Now, I don't want to give the impression that I whine about having to follow coding standards. I don't. Standards are necessary, especially on a large project, where stylistic issues come down to personal preference. However, everything I mentioned above has valid, functional purposes. Some are considered best practices, not only in C but most other languages as well. Yet in my leads' ideal world, none of those elements (except possibly const usage) would be present in the code.

In this most recent review, I got called on #3 and #4. They want to see all the variables declared at the top of the function, and would prefer them to be initialized at the beginning of the function itself. The reasoning: maintainability.

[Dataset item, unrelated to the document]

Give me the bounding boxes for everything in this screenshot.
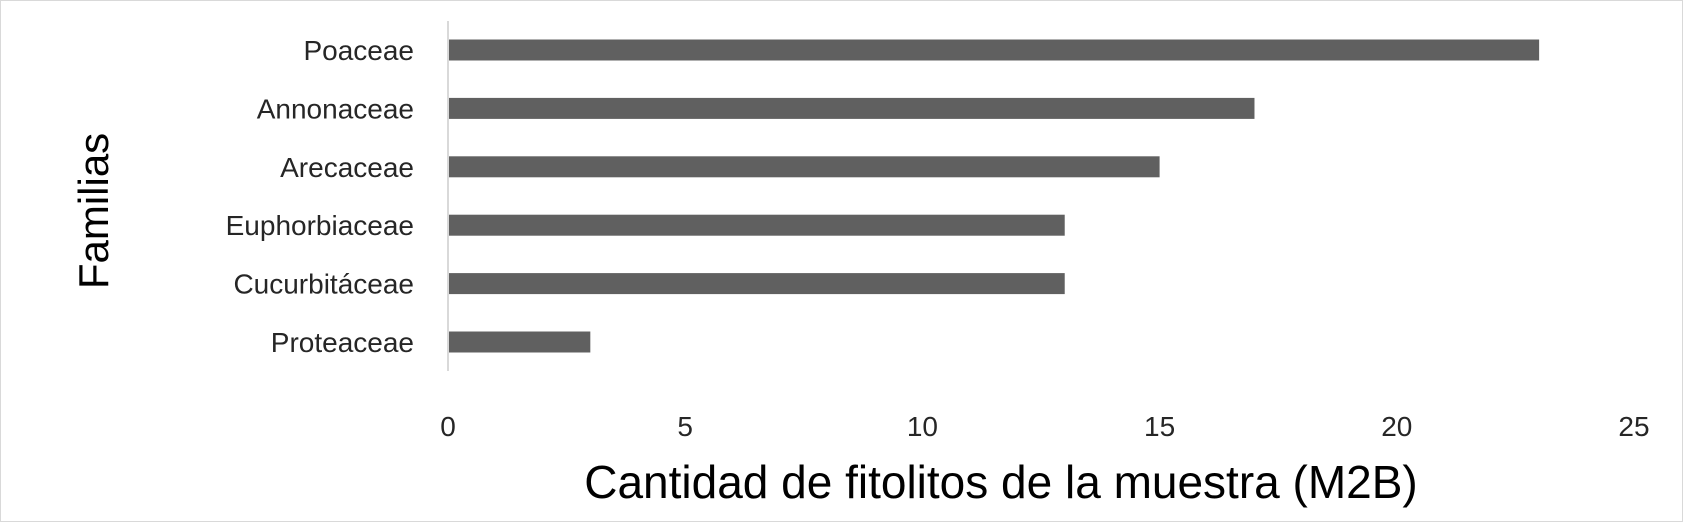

The whole reason for #3 and #4 in the first place is maintainability (and, in a few cases, optimization). However, the code they have been writing and reading for the past 20+ years hasn't changed measurably from K&R's style.

The current codebase is unmaintainable, and the corporate coding and design standards were tailored to match the style of all the 15-year-old legacy code the application is built on, to avoid the work of having to update the old code to new standards. A few months ago, I compared the corporate standard to the project standard, and was not happy with the items they tailored. The corporate standard is much more sensible, and we should have updated our codebase as we went to meet it, not make the old code compliant by definition.

I didn't really want to use this blog for venting about my job, but I'm losing sleep over this tonight and felt writing about it might help.